CJ Carr

No. 13 – Notre Dame Fighting Irish
- Position: Quarterback
- Class: Junior

Personal information
- Born: May 26, 2005 (age 21)
- Listed height: 6 ft 2 in (1.88 m)
- Listed weight: 215 lb (98 kg)

Career information
- High school: Saline (Saline, Michigan)
- College: Notre Dame (2024–present);

Career statistics as of Week 15, 2025
- Passing attempts: 293
- Passing completions: 195
- Completion percentage: 66.6%
- TD–INT: 24–6
- Passing yards: 2,741
- Passer efficiency: 168.1
- Rushing yards: 33
- Rushing touchdowns: 3
- Stats at ESPN

= CJ Carr =

American football player (born 2005)

Curtis Jason Carr (born May 26, 2005) is an American college football quarterback for the Notre Dame Fighting Irish.

==Early life==
Carr attended Saline High School in Saline, Michigan.
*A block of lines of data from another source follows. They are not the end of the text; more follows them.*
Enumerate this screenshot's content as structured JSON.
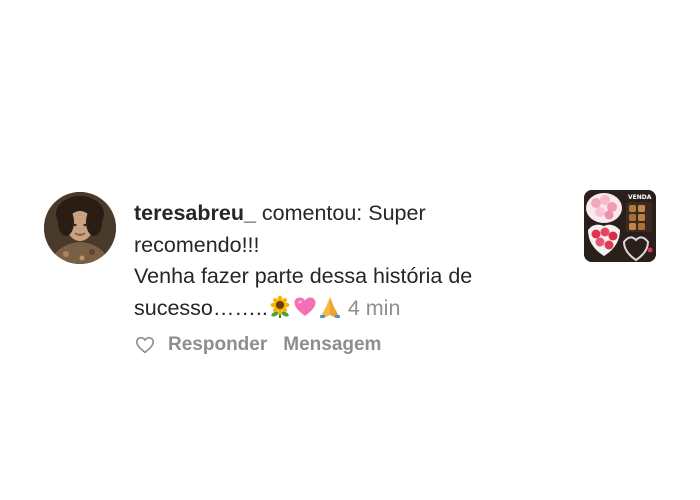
{
  "comment": {
    "username": "teresabreu_",
    "lines": [
      " comentou: Super",
      "recomendo!!!",
      "Venha fazer parte dessa história de",
      "sucesso…….."
    ],
    "emojis": [
      "sunflower-icon",
      "pink-heart-icon",
      "folded-hands-icon"
    ],
    "time": "4 min"
  },
  "actions": {
    "reply_label": "Responder",
    "message_label": "Mensagem"
  },
  "post_thumbnail": {
    "label": "VENDA"
  },
  "colors": {
    "text": "#262626",
    "secondary": "#8e8e8e",
    "background": "#ffffff"
  }
}
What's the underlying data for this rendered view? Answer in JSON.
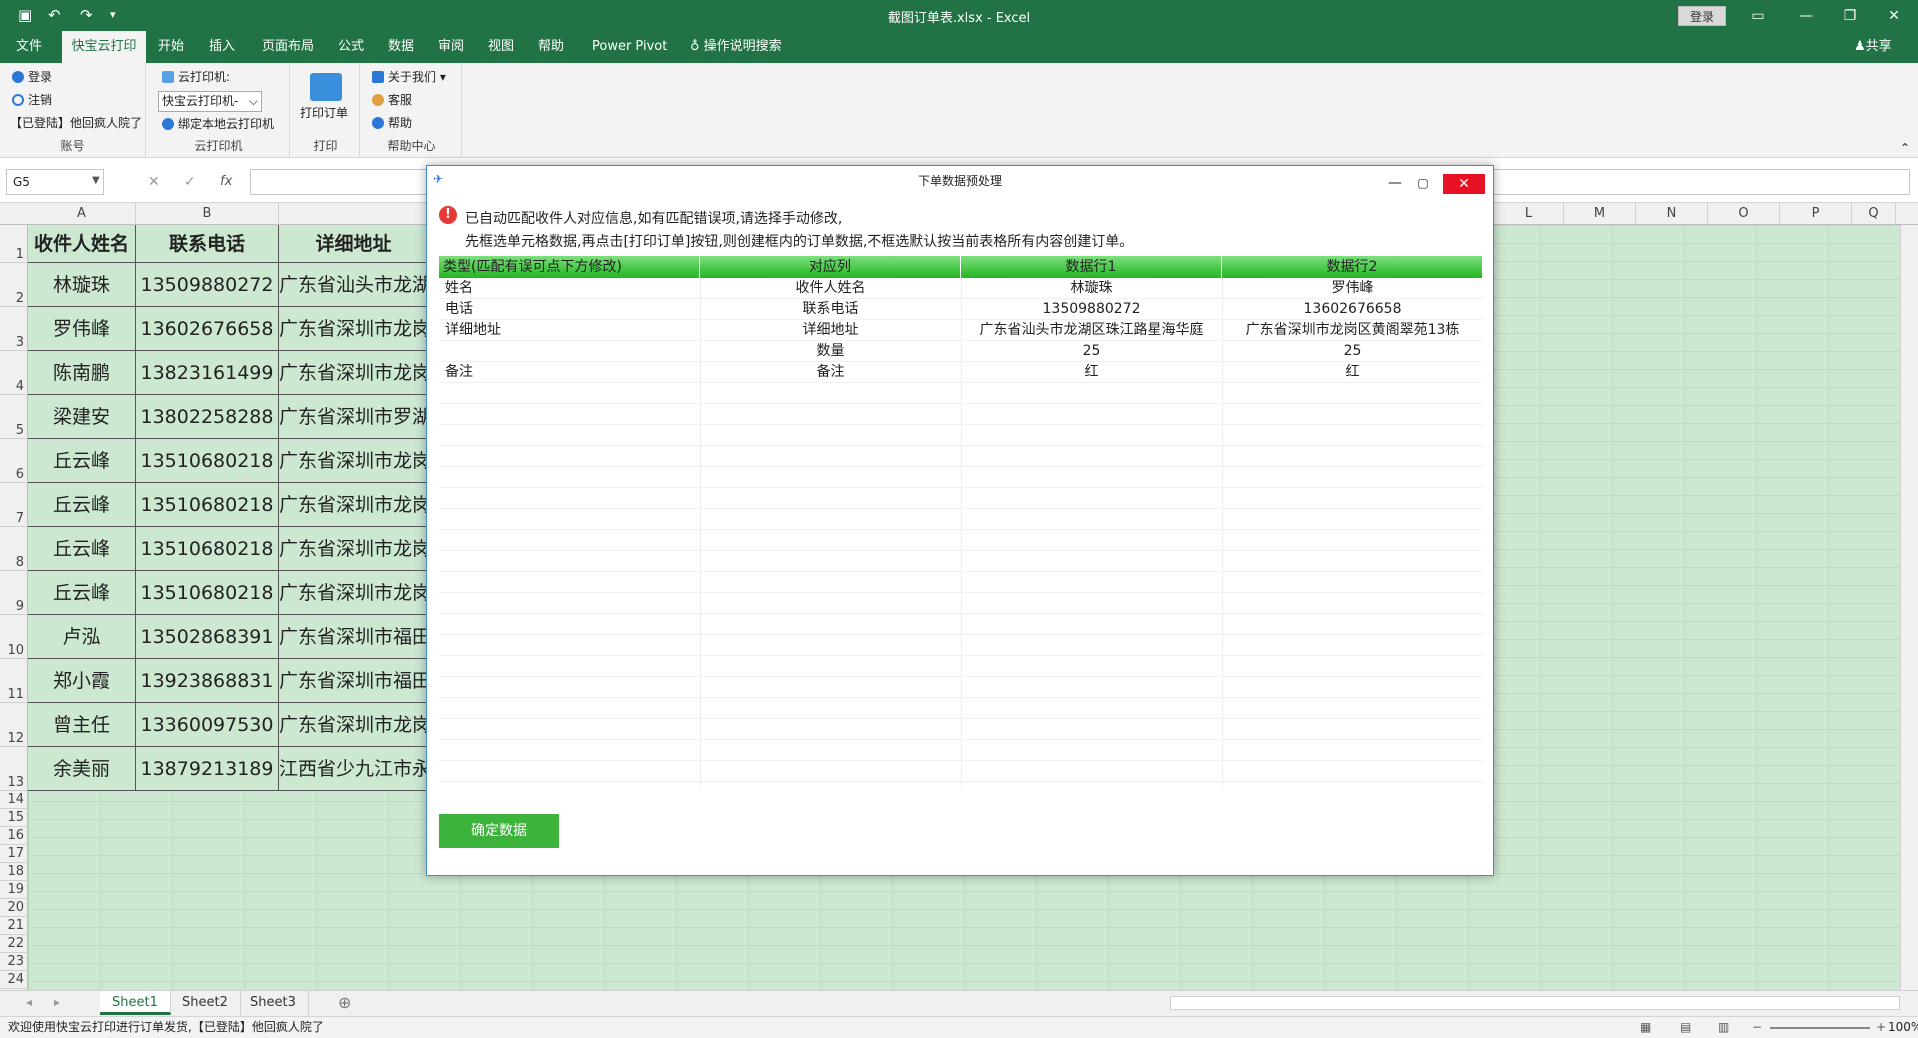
{
  "window": {
    "title": "截图订单表.xlsx  -  Excel",
    "login": "登录",
    "share": "共享"
  },
  "tabs": [
    "文件",
    "快宝云打印",
    "开始",
    "插入",
    "页面布局",
    "公式",
    "数据",
    "审阅",
    "视图",
    "帮助",
    "Power Pivot",
    "操作说明搜索"
  ],
  "ribbon": {
    "account": {
      "login": "登录",
      "logout": "注销",
      "status": "【已登陆】他回疯人院了",
      "label": "账号"
    },
    "cloud": {
      "printer_label": "云打印机:",
      "printer_value": "快宝云打印机-",
      "bind": "绑定本地云打印机",
      "label": "云打印机"
    },
    "print": {
      "button": "打印订单",
      "label": "打印"
    },
    "help": {
      "about": "关于我们",
      "service": "客服",
      "help": "帮助",
      "label": "帮助中心"
    }
  },
  "formula": {
    "namebox": "G5"
  },
  "columns": [
    "A",
    "B",
    "",
    "",
    "",
    "",
    "",
    "",
    "",
    "",
    "L",
    "M",
    "N",
    "O",
    "P",
    "Q"
  ],
  "rows": [
    "1",
    "2",
    "3",
    "4",
    "5",
    "6",
    "7",
    "8",
    "9",
    "10",
    "11",
    "12",
    "13",
    "14",
    "15",
    "16",
    "17",
    "18",
    "19",
    "20",
    "21",
    "22",
    "23",
    "24"
  ],
  "sheet": {
    "header": [
      "收件人姓名",
      "联系电话",
      "详细地址"
    ],
    "data": [
      [
        "林璇珠",
        "13509880272",
        "广东省汕头市龙湖"
      ],
      [
        "罗伟峰",
        "13602676658",
        "广东省深圳市龙岗"
      ],
      [
        "陈南鹏",
        "13823161499",
        "广东省深圳市龙岗"
      ],
      [
        "梁建安",
        "13802258288",
        "广东省深圳市罗湖"
      ],
      [
        "丘云峰",
        "13510680218",
        "广东省深圳市龙岗"
      ],
      [
        "丘云峰",
        "13510680218",
        "广东省深圳市龙岗"
      ],
      [
        "丘云峰",
        "13510680218",
        "广东省深圳市龙岗"
      ],
      [
        "丘云峰",
        "13510680218",
        "广东省深圳市龙岗"
      ],
      [
        "卢泓",
        "13502868391",
        "广东省深圳市福田"
      ],
      [
        "郑小霞",
        "13923868831",
        "广东省深圳市福田"
      ],
      [
        "曾主任",
        "13360097530",
        "广东省深圳市龙岗"
      ],
      [
        "余美丽",
        "13879213189",
        "江西省少九江市永"
      ]
    ]
  },
  "sheet_tabs": [
    "Sheet1",
    "Sheet2",
    "Sheet3"
  ],
  "status": {
    "text": "欢迎使用快宝云打印进行订单发货,【已登陆】他回疯人院了",
    "zoom": "100%"
  },
  "dialog": {
    "title": "下单数据预处理",
    "msg1": "已自动匹配收件人对应信息,如有匹配错误项,请选择手动修改,",
    "msg2": "先框选单元格数据,再点击[打印订单]按钮,则创建框内的订单数据,不框选默认按当前表格所有内容创建订单。",
    "columns": [
      "类型(匹配有误可点下方修改)",
      "对应列",
      "数据行1",
      "数据行2"
    ],
    "rows": [
      [
        "姓名",
        "收件人姓名",
        "林璇珠",
        "罗伟峰"
      ],
      [
        "电话",
        "联系电话",
        "13509880272",
        "13602676658"
      ],
      [
        "详细地址",
        "详细地址",
        "广东省汕头市龙湖区珠江路星海华庭",
        "广东省深圳市龙岗区黄阁翠苑13栋"
      ],
      [
        "",
        "数量",
        "25",
        "25"
      ],
      [
        "备注",
        "备注",
        "红",
        "红"
      ]
    ],
    "confirm": "确定数据"
  }
}
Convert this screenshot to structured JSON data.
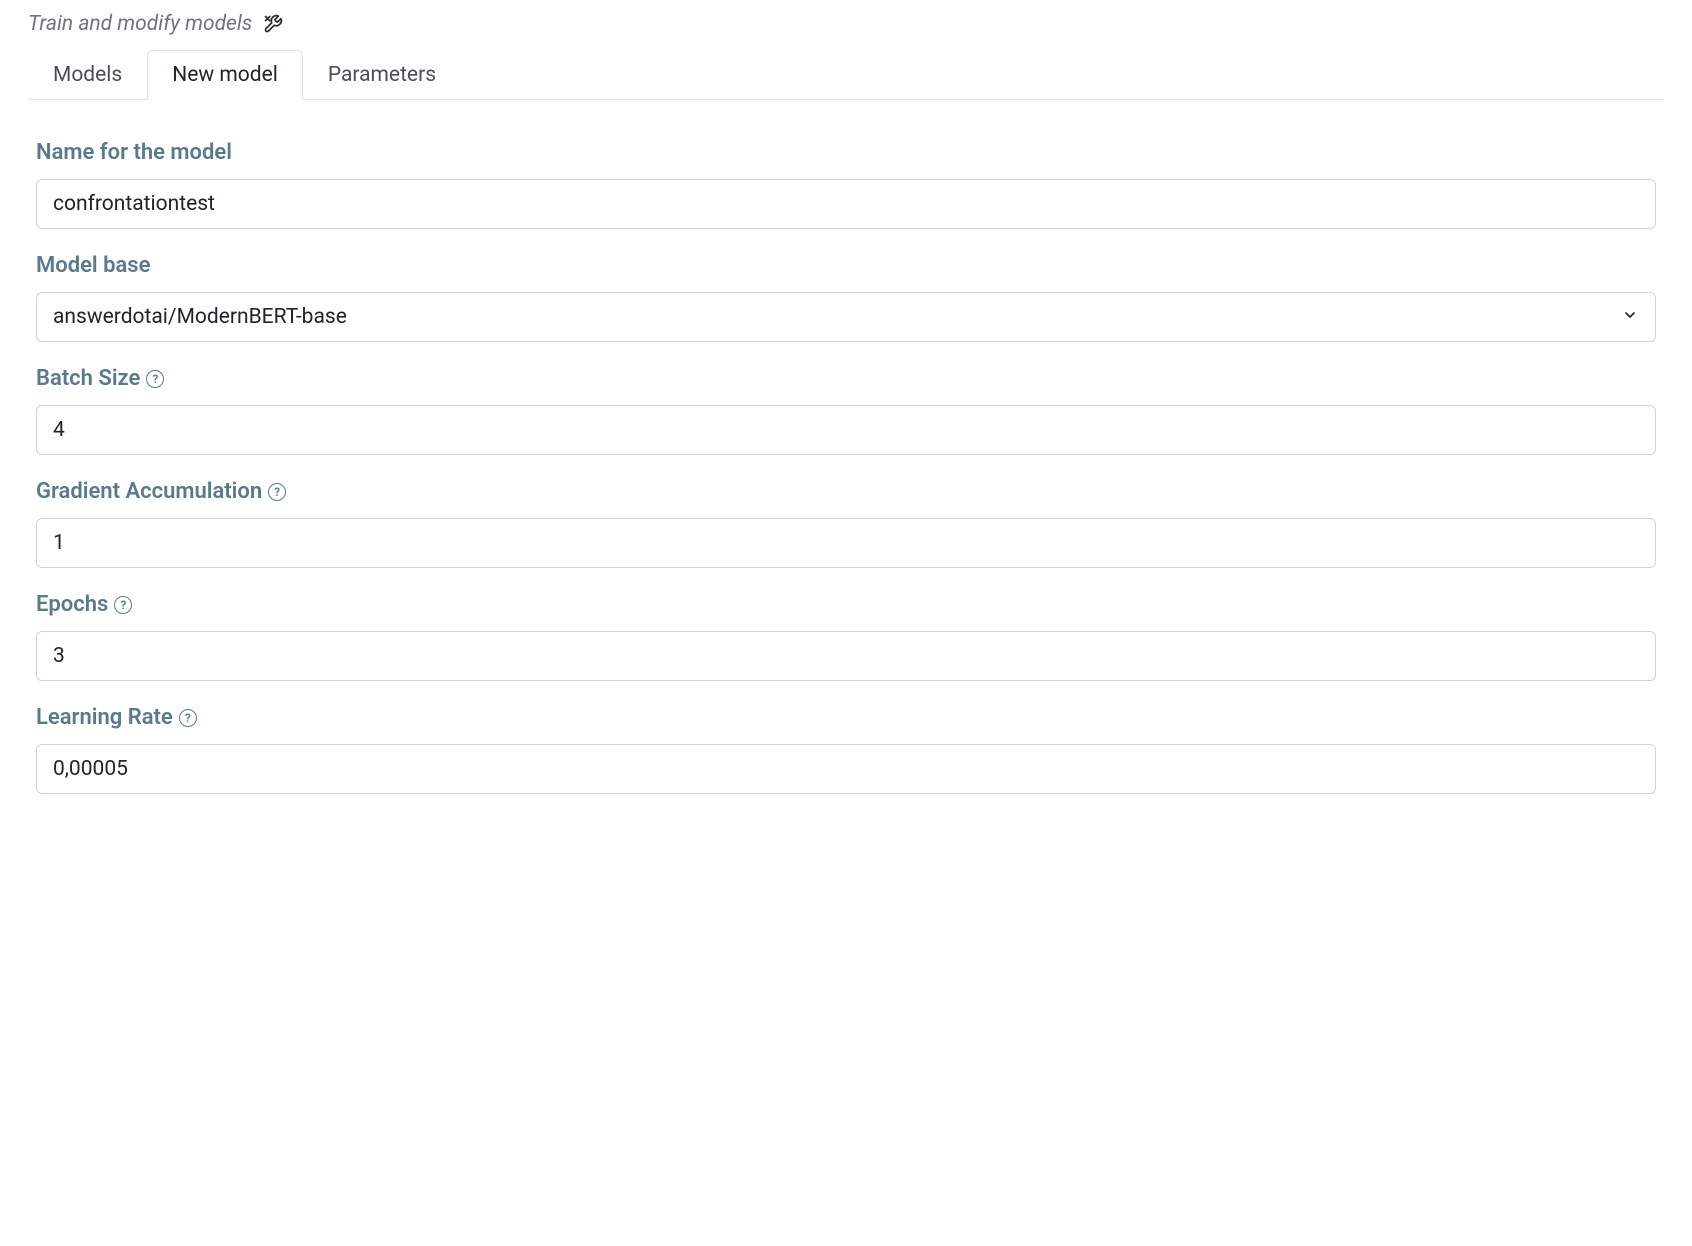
{
  "header": {
    "title": "Train and modify models"
  },
  "tabs": [
    {
      "label": "Models",
      "active": false
    },
    {
      "label": "New model",
      "active": true
    },
    {
      "label": "Parameters",
      "active": false
    }
  ],
  "form": {
    "name": {
      "label": "Name for the model",
      "value": "confrontationtest"
    },
    "model_base": {
      "label": "Model base",
      "value": "answerdotai/ModernBERT-base"
    },
    "batch_size": {
      "label": "Batch Size",
      "value": "4",
      "has_help": true
    },
    "gradient_accumulation": {
      "label": "Gradient Accumulation",
      "value": "1",
      "has_help": true
    },
    "epochs": {
      "label": "Epochs",
      "value": "3",
      "has_help": true
    },
    "learning_rate": {
      "label": "Learning Rate",
      "value": "0,00005",
      "has_help": true
    }
  }
}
He passed for 2,696 yards with 28 touchdowns as a sophomore, 2,685 yards with 26 touchdowns as a junior and 2,754 yards and 24 touchdowns as a senior. Carr played in the 2024 All-American Bowl. A four star recruit, he committed to the University of Notre Dame to play college football.

==College career==
Carr enrolled at Notre Dame in 2023 and is a philosophy major in the College of Arts and Letters. In his first season in 2024, he was the fourth-string quarterback behind Riley Leonard. He played in just one game and took a redshirt. In 2025, with Leonard drafted into the NFL and backup Steve Angeli transferring, Carr competed for and won the starting quarterback job over Kenny Minchey.

===Statistics===

Season: Team; Games; Passing; Rushing
GP: GS; Record; Cmp; Att; Pct; Yds; Y/A; TD; Int; Rtg; Att; Yds; Avg; TD
2024: Notre Dame; 1; 0; Redshirted
2025: Notre Dame; 12; 12; 10–2; 195; 293; 66.6; 2,741; 9.4; 24; 6; 168.1; 41; 33; 0.8; 3
2026: Notre Dame; 4; 4; 4–0; 67; 95; 70.5; 963; 10.1; 9; 1; 184.4; 8; 13; 1.6; 2
Career: 17; 16; 14−2; 262; 388; 67.5; 3,704; 9.5; 33; 7; 172.2; 49; 46; 0.9; 5

==Personal life==
Carr's grandfathers are both members of the College Football Hall of Fame associated with the Michigan Wolverines. His paternal grandfather is former head coach Lloyd Carr, who led the Wolverines from 1995 through 2007. His maternal grandfather, Tom Curtis, was an All-American safety at Michigan in the late 1960s. In addition, Carr's father, Jason, was a backup quarterback at Michigan from 1992 until 1995. Carr's younger brother, Tommy Carr plays as a quarterback for Michigan.